Which means, without a way to recognize His manifestation in this reality, you couldn’t prove or disprove his existence unless you broke out of our reality entirely. Remember what appears to you as images of a murder scene in your mental world only shows up as an electric impulse in your physical brain. It’s like trying to crack open your computer to see the “1-0” combinations in your CPU that helps it interpret my words. It’s not doable. So then, it makes sense that all religion, and Christianity itself, is a symbol. If you notice, a lot of the Bible seems to be God trying to use real world events to capture the symbols of a spiritual reality..think Abraham-Isaac, God-Christ, think Moses-Israel, Christ-Church, think tabernacle-Temple-Throne of Heaven, think Passover-Rapture, if God was trying to represent one physical reality with another physical reality at a later point in time, then there’d be no need for the idea of a Heaven or eternity ourside this one in which we exist.

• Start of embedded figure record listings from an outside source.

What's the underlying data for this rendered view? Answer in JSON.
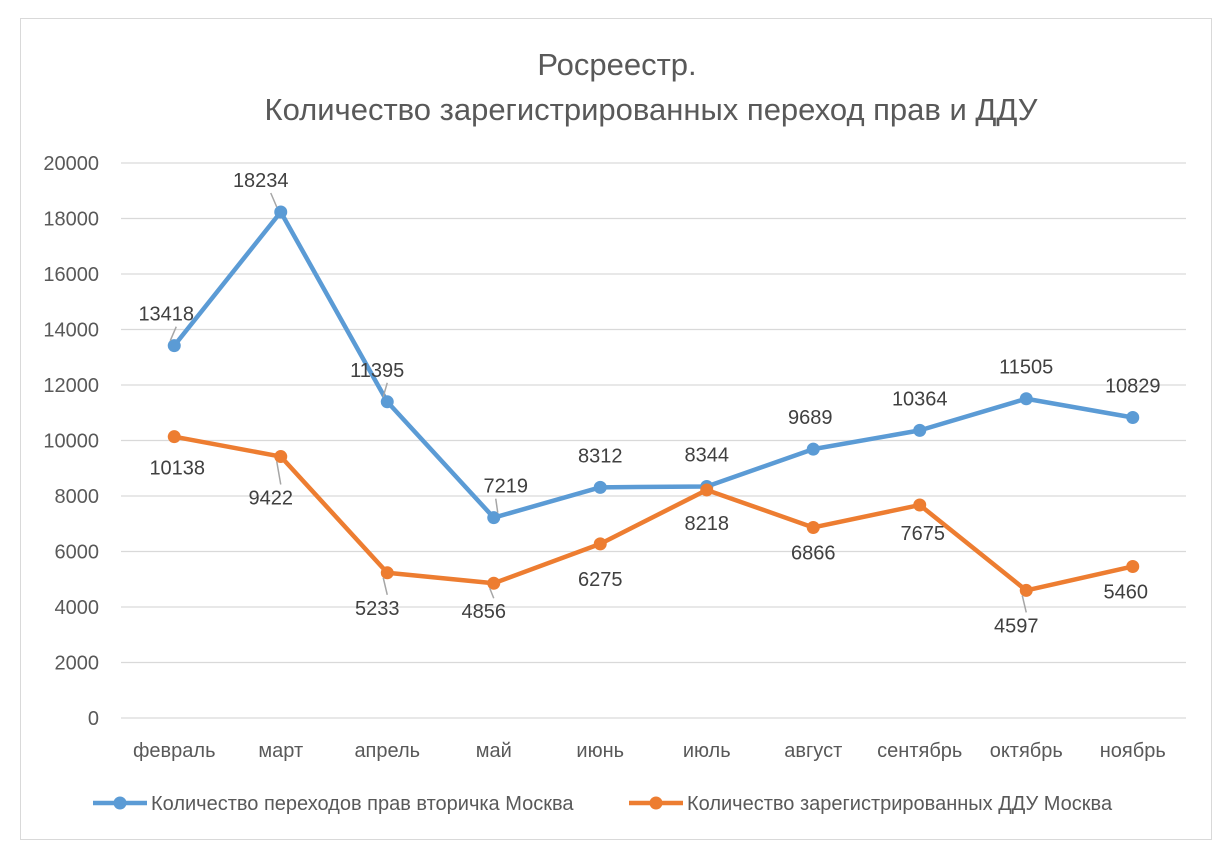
{
  "chart_data": {
    "type": "line",
    "title_lines": [
      "Росреестр.",
      "Количество зарегистрированных переход прав и  ДДУ"
    ],
    "categories": [
      "февраль",
      "март",
      "апрель",
      "май",
      "июнь",
      "июль",
      "август",
      "сентябрь",
      "октябрь",
      "ноябрь"
    ],
    "ylim": [
      0,
      20000
    ],
    "yticks": [
      0,
      2000,
      4000,
      6000,
      8000,
      10000,
      12000,
      14000,
      16000,
      18000,
      20000
    ],
    "grid": true,
    "legend_position": "bottom",
    "series": [
      {
        "name": "Количество переходов прав вторичка Москва",
        "color": "#5b9bd5",
        "values": [
          13418,
          18234,
          11395,
          7219,
          8312,
          8344,
          9689,
          10364,
          11505,
          10829
        ],
        "label_position": "above"
      },
      {
        "name": "Количество зарегистрированных ДДУ Москва",
        "color": "#ed7d31",
        "values": [
          10138,
          9422,
          5233,
          4856,
          6275,
          8218,
          6866,
          7675,
          4597,
          5460
        ],
        "label_position": "below"
      }
    ]
  }
}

It also means arguments with atheists are futile. They’re saying because we can test and prove laws and realities within our reality, God should be equally testable and provable. You cannot from within one reality test the existence of something that lies outside of it. You cannot test your brain waves from within your thoughts. You have to get outside of it. You cannot see the electrical charges that power the Internet from within the Internet, you have to get outside of it. It’ll be a paradox to test the reality of a God who does not live within our reality from inside it.

I’ll end with the following quotes.

“The logical sense of the world lies outside the world.”-Wittgenstein

“Any sufficiently developed logical system will eventually contain realities (axioms) which are true yet impossible to prove within that system.”-Kurt Godel

“For these rules are only shadows of the reality yet to come. And Christ himself is that reality.”-The Bible.